1.5.4.4.1.2. Advanced variable

In this case, you want to be able to read the variable or compute it (see paragraph Advanced variables).

You must define the method manually and introduce the mode keyword, and use the vacumm.data.misc.dataset.check_mode() function to verify which mode the user wants. The vacumm.data.misc.dataset.getvar_fmtdoc() format the docstring of the method.

In the follwing example, we want to be able to read the zonal wind stress, or compute it from the wind speed components using function wind_stress():

# Define the method
def get_taux(self, mode=None, **kwargs):

    # Params
    kwvar = kwfilter(kwargs, ['lon','lat','time','level','torect'], warn=False)
    kwfinal = kwfilter(kwargs, ['squeeze','order','asvar', 'at'])
    kwspeed = kwfilter(kwargs, 'speed_') #

    # First, try to find a taux variable
    if check_mode('var', mode):
        taux = self.get_variable('taux', **kwvar)
        if taux is not None or check_mode('var', mode, strict=True):
            return self.finalize_object(taux, **kwfinal)

    # Estimate it from wind speed components
    if check_mode('speed', mode):
        u10m = self.get_u10m(**kwvar)
        v10m = self.get_v10m(**kwvar)
        if u10m is not None and v10m is not None:
            taux,_ = wind_stress(u10m, v10m, format_axes=True, **kwspeed)
        if taux is not None or check_mode('speed', mode, strict=True):
            return self.finalize_object(taux, depthup=False, **kwfinal)

# Generate the docstring
getvar_fmtdoc(get_taux,
    mode="""Retreiving mode

      - ``None``: Try all modes, in the following order.
      - ``"var"``: Read it from a variable.
      - ``"speed"``: Compute it from wind speed.
      """,
    speed_rhoa="Air density (in kg.m-3)",
    speed_cd="Drag coefficient",
    )

1.5.4.4.2. Adding a new class for a new dataset type

This can be useful for example to create an interface to a gridded product such as model outputs or satellite data.

  1. Create a module somewhere in package vacumm.data that contains a class that is subclass of one or several classes of vacumm.data.misc.dataset:

    class MyClass(OceanDataset):
    ...
    
  2. Define important class attributes:

    • arakawa_grid_type if the dataset is on a special grid.

    • positive if you know that your dataset is positive up or down for levels.

    • ncobj_specs if you want to redefine the specification of some variables in the same form as in var_specs, but with two other possible keys:

      • select: To perform a systematic selection into the variable.
      • squeeze: To systematically squeeze out one or more dimensions.
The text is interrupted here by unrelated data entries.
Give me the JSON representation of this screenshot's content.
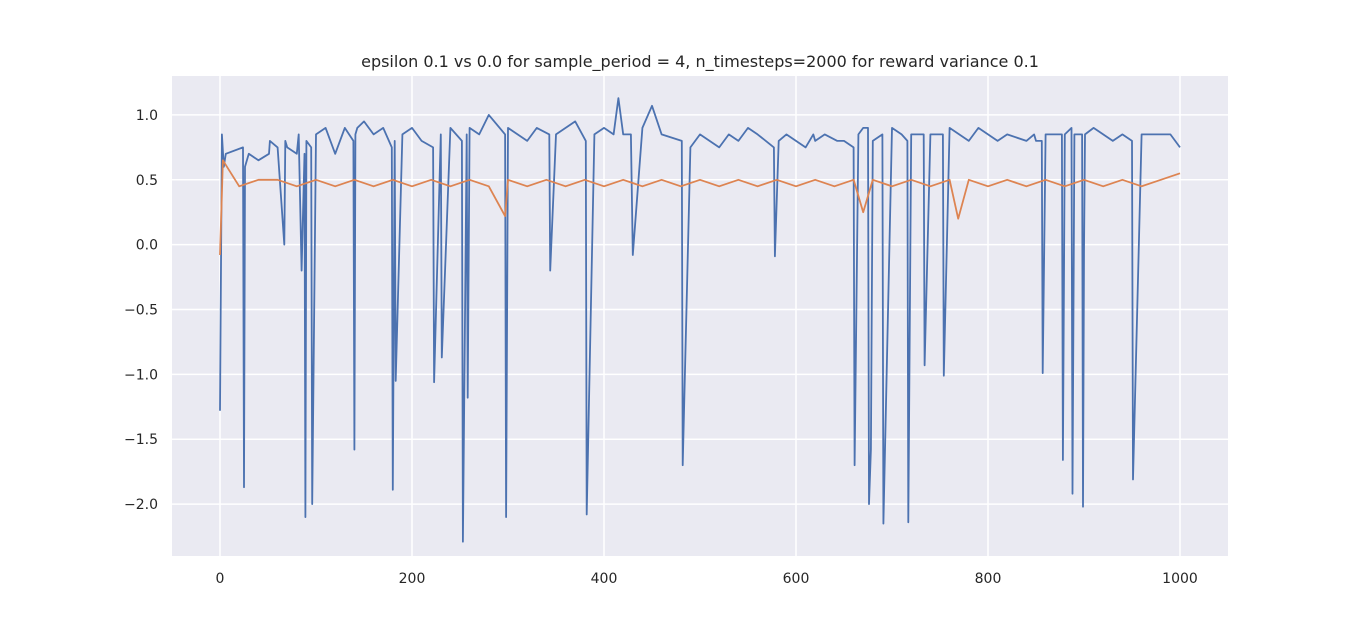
{
  "chart_data": {
    "type": "line",
    "title": "epsilon 0.1 vs 0.0 for sample_period = 4, n_timesteps=2000 for reward variance 0.1",
    "xlabel": "",
    "ylabel": "",
    "xlim": [
      -50,
      1050
    ],
    "ylim": [
      -2.4,
      1.3
    ],
    "xticks": [
      0,
      200,
      400,
      600,
      800,
      1000
    ],
    "xtick_labels": [
      "0",
      "200",
      "400",
      "600",
      "800",
      "1000"
    ],
    "yticks": [
      1.0,
      0.5,
      0.0,
      -0.5,
      -1.0,
      -1.5,
      -2.0
    ],
    "ytick_labels": [
      "1.0",
      "0.5",
      "0.0",
      "−0.5",
      "−1.0",
      "−1.5",
      "−2.0"
    ],
    "grid": true,
    "legend": false,
    "series": [
      {
        "color": "#4c72b0",
        "x": [
          0,
          2,
          4,
          6,
          24,
          25,
          26,
          30,
          40,
          51,
          52,
          60,
          67,
          68,
          70,
          80,
          82,
          85,
          88,
          89,
          90,
          95,
          96,
          100,
          110,
          120,
          130,
          139,
          140,
          141,
          143,
          150,
          160,
          170,
          179,
          180,
          182,
          183,
          190,
          200,
          210,
          222,
          223,
          230,
          231,
          240,
          252,
          253,
          257,
          258,
          260,
          270,
          280,
          297,
          298,
          300,
          310,
          320,
          330,
          343,
          344,
          350,
          360,
          370,
          381,
          382,
          390,
          400,
          410,
          415,
          420,
          428,
          430,
          440,
          450,
          460,
          481,
          482,
          490,
          500,
          510,
          520,
          530,
          540,
          550,
          560,
          577,
          578,
          582,
          590,
          600,
          610,
          618,
          620,
          630,
          643,
          650,
          660,
          661,
          665,
          670,
          675,
          676,
          678,
          680,
          690,
          691,
          700,
          710,
          716,
          717,
          720,
          733,
          734,
          740,
          753,
          754,
          760,
          770,
          780,
          790,
          800,
          810,
          820,
          840,
          848,
          850,
          856,
          857,
          860,
          870,
          877,
          878,
          880,
          887,
          888,
          890,
          898,
          899,
          900,
          901,
          910,
          920,
          930,
          940,
          950,
          951,
          960,
          970,
          980,
          990,
          1000
        ],
        "y": [
          -1.28,
          0.85,
          0.6,
          0.7,
          0.75,
          -1.87,
          0.6,
          0.7,
          0.65,
          0.7,
          0.8,
          0.75,
          0.0,
          0.8,
          0.75,
          0.7,
          0.85,
          -0.2,
          0.7,
          -2.1,
          0.8,
          0.75,
          -2.0,
          0.85,
          0.9,
          0.7,
          0.9,
          0.8,
          -1.58,
          0.85,
          0.9,
          0.95,
          0.85,
          0.9,
          0.75,
          -1.89,
          0.8,
          -1.05,
          0.85,
          0.9,
          0.8,
          0.75,
          -1.06,
          0.85,
          -0.87,
          0.9,
          0.8,
          -2.29,
          0.85,
          -1.18,
          0.9,
          0.85,
          1.0,
          0.85,
          -2.1,
          0.9,
          0.85,
          0.8,
          0.9,
          0.85,
          -0.2,
          0.85,
          0.9,
          0.95,
          0.8,
          -2.08,
          0.85,
          0.9,
          0.85,
          1.13,
          0.85,
          0.85,
          -0.08,
          0.9,
          1.07,
          0.85,
          0.8,
          -1.7,
          0.75,
          0.85,
          0.8,
          0.75,
          0.85,
          0.8,
          0.9,
          0.85,
          0.75,
          -0.09,
          0.8,
          0.85,
          0.8,
          0.75,
          0.85,
          0.8,
          0.85,
          0.8,
          0.8,
          0.75,
          -1.7,
          0.85,
          0.9,
          0.9,
          -2.0,
          -1.58,
          0.8,
          0.85,
          -2.15,
          0.9,
          0.85,
          0.8,
          -2.14,
          0.85,
          0.85,
          -0.93,
          0.85,
          0.85,
          -1.01,
          0.9,
          0.85,
          0.8,
          0.9,
          0.85,
          0.8,
          0.85,
          0.8,
          0.85,
          0.8,
          0.8,
          -0.99,
          0.85,
          0.85,
          0.85,
          -1.66,
          0.85,
          0.9,
          -1.92,
          0.85,
          0.85,
          -2.02,
          -0.05,
          0.85,
          0.9,
          0.85,
          0.8,
          0.85,
          0.8,
          -1.81,
          0.85,
          0.85,
          0.85,
          0.85,
          0.75
        ]
      },
      {
        "color": "#dd8452",
        "x": [
          0,
          3,
          20,
          40,
          60,
          80,
          100,
          120,
          140,
          160,
          180,
          200,
          220,
          240,
          260,
          280,
          297,
          300,
          320,
          340,
          360,
          380,
          400,
          420,
          440,
          460,
          480,
          500,
          520,
          540,
          560,
          580,
          600,
          620,
          640,
          660,
          670,
          680,
          700,
          720,
          740,
          760,
          769,
          780,
          800,
          820,
          840,
          860,
          880,
          900,
          920,
          940,
          960,
          980,
          1000
        ],
        "y": [
          -0.08,
          0.65,
          0.45,
          0.5,
          0.5,
          0.45,
          0.5,
          0.45,
          0.5,
          0.45,
          0.5,
          0.45,
          0.5,
          0.45,
          0.5,
          0.45,
          0.22,
          0.5,
          0.45,
          0.5,
          0.45,
          0.5,
          0.45,
          0.5,
          0.45,
          0.5,
          0.45,
          0.5,
          0.45,
          0.5,
          0.45,
          0.5,
          0.45,
          0.5,
          0.45,
          0.5,
          0.25,
          0.5,
          0.45,
          0.5,
          0.45,
          0.5,
          0.2,
          0.5,
          0.45,
          0.5,
          0.45,
          0.5,
          0.45,
          0.5,
          0.45,
          0.5,
          0.45,
          0.5,
          0.55
        ]
      }
    ]
  }
}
      For instance, the SST in Mars3D is redefined so that it is read from the last level of 3D temperature, squeezing out the vertical dimension:

      ncobj_specs = {
      
          # sea surface temperature
          'sst':{
              'inherit':'temp',
              'select':{'level':slice(-1, None)},
              'squeeze':'z',
          }
      
      }
      
  1. Define secondary class attributes and other special methods if needed.
  2. Add an entry in vacumm.data.dataset_specs to create a shortcut to this dataset whe using vacumm.data.DS().